The period, under the presidency of the deposed nonagenarian Robert Mugabe, was marked by a political absurdity that was, among other wretched things, characterised by arbitrary or unlawful deprivation of hundreds of lives, disappearances of politically left patrons, torture, degrading treatment punishment and denial of a fair public trial, assuming that holding diverse political views was a crime.

In a 2009 Human Rights Report on Zimbabwe’s political plight, the US Department of State wrote:

The government or its agents committed politically motivated, arbitrary, and unlawful killings during the year. By year’s end over 193 citizens had been killed in political violence that targeted members of the opposition party. The MDC claimed that approximately 200 other members and supporters were missing and presumed dead at year’s end.

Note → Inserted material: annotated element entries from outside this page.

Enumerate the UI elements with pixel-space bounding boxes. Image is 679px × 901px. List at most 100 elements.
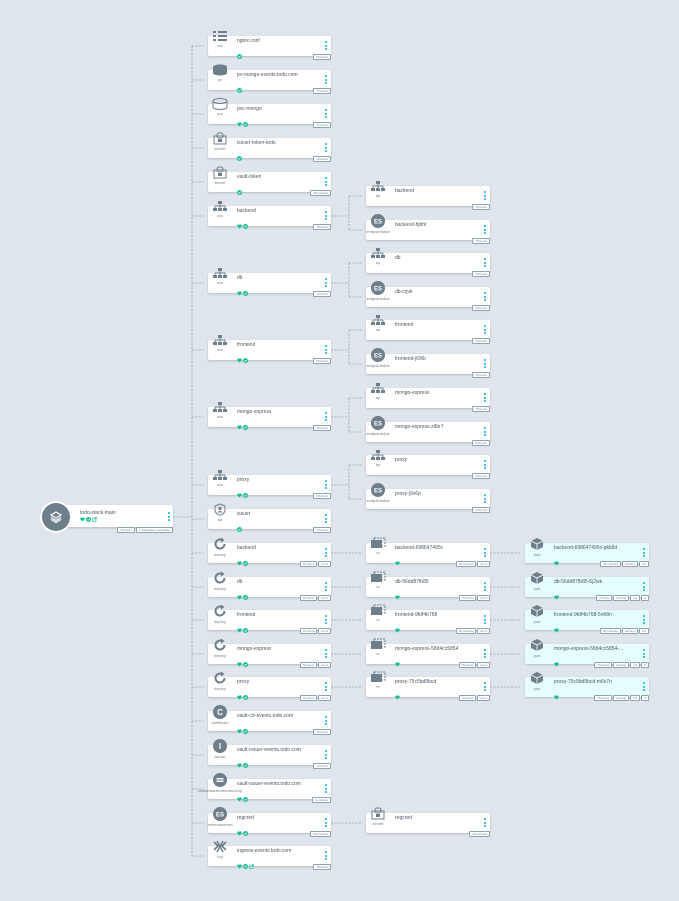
resource-menu-button[interactable]	[325, 412, 327, 421]
resource-node-pod[interactable]: pod db-56dd87fb85-6j2wk 7 hours running 1/1 0	[525, 572, 649, 601]
resource-node-deploy[interactable]: deploy backend 79 hours rev:3	[208, 537, 331, 567]
resource-menu-button[interactable]	[325, 514, 327, 523]
resource-name: pv-mongo-events.todo.com	[237, 72, 298, 78]
resource-menu-button[interactable]	[643, 582, 645, 591]
resource-menu-button[interactable]	[643, 615, 645, 624]
resource-node-svc[interactable]: svc mongo-express 79 hours	[208, 402, 331, 431]
resource-menu-button[interactable]	[484, 548, 486, 557]
resource-node-pvc[interactable]: pvc pvc-mongo 77 hours	[208, 98, 331, 128]
resource-node-ep[interactable]: ep mongo-express 79 hours	[366, 383, 490, 412]
resource-node-ep[interactable]: ep proxy 79 hours	[366, 450, 490, 479]
resource-menu-button[interactable]	[325, 818, 327, 827]
resource-menu-button[interactable]	[484, 460, 486, 469]
resource-node-svc[interactable]: svc frontend 79 hours	[208, 335, 331, 364]
resource-node-secret[interactable]: secret vault-token 25 minutes	[208, 166, 331, 196]
resource-menu-button[interactable]	[484, 649, 486, 658]
resource-menu-button[interactable]	[325, 41, 327, 50]
resource-menu-button[interactable]	[484, 582, 486, 591]
resource-tree-canvas: todo-stack-main 79 hours 1 parameter ove…	[0, 0, 679, 901]
resource-node-deploy[interactable]: deploy frontend 79 hours rev:3	[208, 604, 331, 634]
resource-node-rs[interactable]: rs mongo-express-58d4cc5854 79 hours rev:1	[366, 638, 490, 668]
resource-menu-button[interactable]	[325, 345, 327, 354]
resource-node-endpointslice[interactable]: ES endpointslice proxy-j9x6p 79 hours	[366, 483, 490, 513]
resource-node-endpointslice[interactable]: ES endpointslice db-crjvk 79 hours	[366, 281, 490, 311]
resource-menu-button[interactable]	[325, 109, 327, 118]
resource-menu-button[interactable]	[484, 682, 486, 691]
external-link-icon[interactable]	[92, 517, 97, 522]
resource-menu-button[interactable]	[325, 480, 327, 489]
application-root-node[interactable]: todo-stack-main 79 hours 1 parameter ove…	[42, 503, 173, 533]
external-link-icon[interactable]	[249, 856, 254, 869]
resource-menu-button[interactable]	[325, 143, 327, 152]
resource-menu-button[interactable]	[484, 818, 486, 827]
application-card[interactable]: todo-stack-main 79 hours 1 parameter ove…	[59, 505, 173, 533]
resource-menu-button[interactable]	[484, 494, 486, 503]
resource-node-pod[interactable]: pod frontend-9fdf4b768-5nh8n 26 minutes run…	[525, 605, 649, 634]
resource-menu-button[interactable]	[643, 682, 645, 691]
resource-menu-button[interactable]	[484, 393, 486, 402]
resource-node-deploy[interactable]: deploy proxy 79 hours rev:1	[208, 671, 331, 701]
resource-menu-button[interactable]	[325, 75, 327, 84]
resource-menu-button[interactable]	[325, 615, 327, 624]
resource-menu-button[interactable]	[643, 548, 645, 557]
resource-menu-button[interactable]	[484, 615, 486, 624]
resource-node-ep[interactable]: ep db 79 hours	[366, 248, 490, 277]
resource-node-ep[interactable]: ep backend 79 hours	[366, 181, 490, 210]
resource-menu-button[interactable]	[484, 427, 486, 436]
resource-menu-button[interactable]	[325, 649, 327, 658]
resource-menu-button[interactable]	[325, 682, 327, 691]
resource-node-svc[interactable]: svc db 79 hours	[208, 268, 331, 297]
resource-tag: 77 hours	[313, 122, 331, 128]
resource-menu-button[interactable]	[325, 582, 327, 591]
resource-menu-button[interactable]	[484, 292, 486, 301]
resource-node-rs[interactable]: rs frontend-9fdf4b768 26 minutes rev:3	[366, 604, 490, 634]
resource-node-rs[interactable]: rs backend-698647495c 26 minutes rev:3	[366, 537, 490, 567]
resource-menu-button[interactable]	[325, 548, 327, 557]
resource-menu-button[interactable]	[484, 225, 486, 234]
resource-node-issuer[interactable]: Iissuer vault-issuer-events.todo.com 79 ho…	[208, 739, 331, 769]
resource-menu-button[interactable]	[484, 325, 486, 334]
resource-node-secret[interactable]: secret issuer-token-todo 79 hours	[208, 132, 331, 162]
resource-node-pod[interactable]: pod mongo-express-58d4cc5854-... 79 hours r…	[525, 639, 649, 668]
resource-node-endpointslice[interactable]: ES endpointslice frontend-j696r 79 hours	[366, 348, 490, 378]
resource-menu-button[interactable]	[325, 278, 327, 287]
resource-status	[237, 182, 242, 195]
healthy-heart-icon	[554, 654, 559, 667]
resource-tag: running	[621, 628, 638, 634]
resource-menu-button[interactable]	[325, 851, 327, 860]
resource-menu-button[interactable]	[325, 750, 327, 759]
resource-node-rs[interactable]: rs proxy-75c5bd9bcd 79 hours rev:1	[366, 671, 490, 701]
resource-name: frontend-9fdf4b768	[395, 612, 438, 618]
resource-node-sa[interactable]: sa issuer 79 hours	[208, 503, 331, 533]
resource-tag: 79 hours	[299, 561, 318, 567]
resource-menu-button[interactable]	[643, 649, 645, 658]
resource-node-endpointslice[interactable]: ES endpointslice mongo-express-z9br7 79 hou…	[366, 416, 490, 446]
resource-node-svc[interactable]: svc proxy 79 hours	[208, 470, 331, 499]
resource-menu-button[interactable]	[484, 359, 486, 368]
resource-node-rs[interactable]: rs db-56dd87fb85 79 hours rev:1	[366, 571, 490, 601]
resource-menu-button[interactable]	[325, 177, 327, 186]
application-menu-button[interactable]	[168, 512, 170, 521]
resource-node-externalsecret[interactable]: ES externalsecret regcred 26 minutes	[207, 807, 331, 837]
resource-node-certificate[interactable]: Ccertificate vault-crt-events.todo.com 79 …	[208, 705, 331, 735]
synced-check-icon	[243, 721, 248, 734]
resource-node-deploy[interactable]: deploy mongo-express 79 hours rev:1	[208, 638, 331, 668]
resource-node-pv[interactable]: pv pv-mongo-events.todo.com 77 hours	[208, 64, 331, 94]
synced-check-icon	[243, 216, 248, 229]
resource-menu-button[interactable]	[325, 784, 327, 793]
resource-node-ep[interactable]: ep frontend 79 hours	[366, 315, 490, 344]
resource-node-deploy[interactable]: deploy db 79 hours rev:1	[208, 571, 331, 601]
resource-node-pod[interactable]: pod backend-698647495c-gkk8d 26 minutes run…	[525, 538, 649, 567]
resource-node-svc[interactable]: svc backend 79 hours	[208, 201, 331, 230]
resource-node-secret[interactable]: secret regcred 26 minutes	[366, 807, 490, 837]
resource-node-pod[interactable]: pod proxy-75c5bd9bcd-m6x7n 79 hours running…	[525, 672, 649, 701]
resource-menu-button[interactable]	[325, 211, 327, 220]
resource-tags: 26 minutes running 1/1	[600, 628, 649, 634]
resource-node-cm[interactable]: cm nginx.conf 79 hours	[208, 31, 331, 60]
resource-menu-button[interactable]	[325, 716, 327, 725]
resource-node-endpointslice[interactable]: ES endpointslice backend-hjbht 79 hours	[366, 214, 490, 244]
resource-menu-button[interactable]	[484, 258, 486, 267]
resource-menu-button[interactable]	[484, 191, 486, 200]
resource-node-clusterissuersecurecomp[interactable]: clusterissuersecurecomp vault-issuer-even…	[198, 773, 331, 803]
resource-node-ing[interactable]: ing ingress-events.todo.com 79 hours	[208, 840, 331, 870]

The killings were primarily committed by members of ZANU-PF, ZANU-PF youth militia, war veterans, and, to a lesser extent, members of the military and police. The majority of politically motivated killings occurred between the March 29 harmonized election and the June 27 Presidential Run-off election. NGOs also estimated security forces killed between 200 and 300 citizens in the Chiadzwa diamond fields in Manicaland Province.

Now, as the country approaches the 10th anniversary of such a gloom era, a consortium of Churches comprising of Zimbabwe Divine Destiny (ZDD), Zimbabwe Council of Churches (ZCC), Evangelical Fellowship of Zimbabwe EFZ, Prayer Network of Zimbabwe (PNZ), and Wailing Women of Zimbabwe, will hold a Prayer Service in remembrance of the 2008 April-June Dark Season.

The churches will, in the same seam, observe the United Nations Convention Against Torture which falls on June 26. The Zimbabwean government despite being a full member of the United Nations family has neither ratified nor signed this human rights treaty.

A special feature of the Peace Prayer Service will include a solemn moment when War Vets Peace Initiative representatives meet some survivors/victims of political violence and the church will minister a Healing and forgiveness ceremony.

Different organisations will deliver their solidarity speeches on this occasion.

The service will take place on June the 27th from 10 am to 1 pm at the Dutch Reformed Hall, 35 Samora Machel Avenue in Harare.